One of the most dangerous times for operating a generator occurs immediately after power from the grid goes down. It is during these moments that a variety of hazardous issues can arise, including:
* Getting a portable generator in place – There are a variety of ways that things can go wrong from the point of pulling the generator out of storage to rolling it into place to start delivering backup power. One common issue after an extended period in storage is that boxes and other items may be stacked on top of the generator. If this is the case, make sure you have a flashlight so that you can see what you’re off-loading and where it should go.
* Putting the generator indoors or near vents and windows – All generators emit carbon monoxide gas, which can aggregate to dangerous levels in the house. Prior to its first use, locate a well-ventilated place that is at least ten feet away from windows and vents to situate the generator.

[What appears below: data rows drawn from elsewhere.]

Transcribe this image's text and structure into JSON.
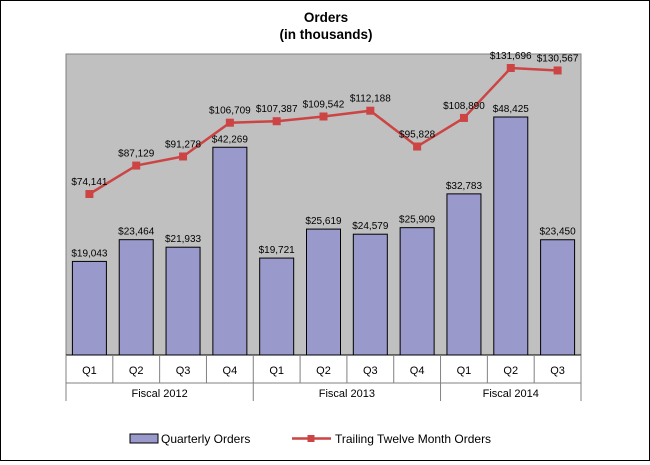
{
  "chart_data": {
    "type": "bar",
    "title": "Orders",
    "subtitle": "(in thousands)",
    "categories": [
      "Q1",
      "Q2",
      "Q3",
      "Q4",
      "Q1",
      "Q2",
      "Q3",
      "Q4",
      "Q1",
      "Q2",
      "Q3"
    ],
    "groups": [
      {
        "label": "Fiscal 2012",
        "count": 4
      },
      {
        "label": "Fiscal 2013",
        "count": 4
      },
      {
        "label": "Fiscal 2014",
        "count": 3
      }
    ],
    "series": [
      {
        "name": "Quarterly Orders",
        "type": "bar",
        "color": "#9999cc",
        "values": [
          19043,
          23464,
          21933,
          42269,
          19721,
          25619,
          24579,
          25909,
          32783,
          48425,
          23450
        ],
        "labels": [
          "$19,043",
          "$23,464",
          "$21,933",
          "$42,269",
          "$19,721",
          "$25,619",
          "$24,579",
          "$25,909",
          "$32,783",
          "$48,425",
          "$23,450"
        ]
      },
      {
        "name": "Trailing Twelve Month Orders",
        "type": "line",
        "color": "#cc4444",
        "values": [
          74141,
          87129,
          91278,
          106709,
          107387,
          109542,
          112188,
          95828,
          108890,
          131696,
          130567
        ],
        "labels": [
          "$74,141",
          "$87,129",
          "$91,278",
          "$106,709",
          "$107,387",
          "$109,542",
          "$112,188",
          "$95,828",
          "$108,890",
          "$131,696",
          "$130,567"
        ]
      }
    ],
    "plot_background": "#c0c0c0",
    "grid": false,
    "legend": "bottom"
  }
}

* Allowing a generator to be exposed to water – Avoid the risk of electrocution by a wet generator by building a well-ventilated shelter with an elevated step to keep the generator dry. If this isn’t an option, never run the generator while it is directly exposed to water.
* Refueling – A generator will often be put away after use without consideration for the next time, resulting in a partially filled tank that runs empty after a short period. In this situation, allow the generator to cool off completely before refueling to avoid accidental ignition caused by spilling gas on hot engine parts.
* Connecting the generator directly to the home’s circuitry – Plugging the generator into a wall outlet, as opposed to connecting to individual appliances, electronics, etc. directly, using extension cords can result in “backfeeding”. This occurs when electricity flows from the generator back toward the grid, a highly dangerous circumstance that can result in the electrocution of utility workers and/or residents in homes that share the same electrical feed.
Acting with haste to get backup power online when electricity from the main goes down can result in a variety of potential hazards. One of the best ways to avoid these dangers is to do some advanced planning to get your portable generator in a location that is ventilated and protected and then following up with best practices in terms of connecting and operating the generator until power returns.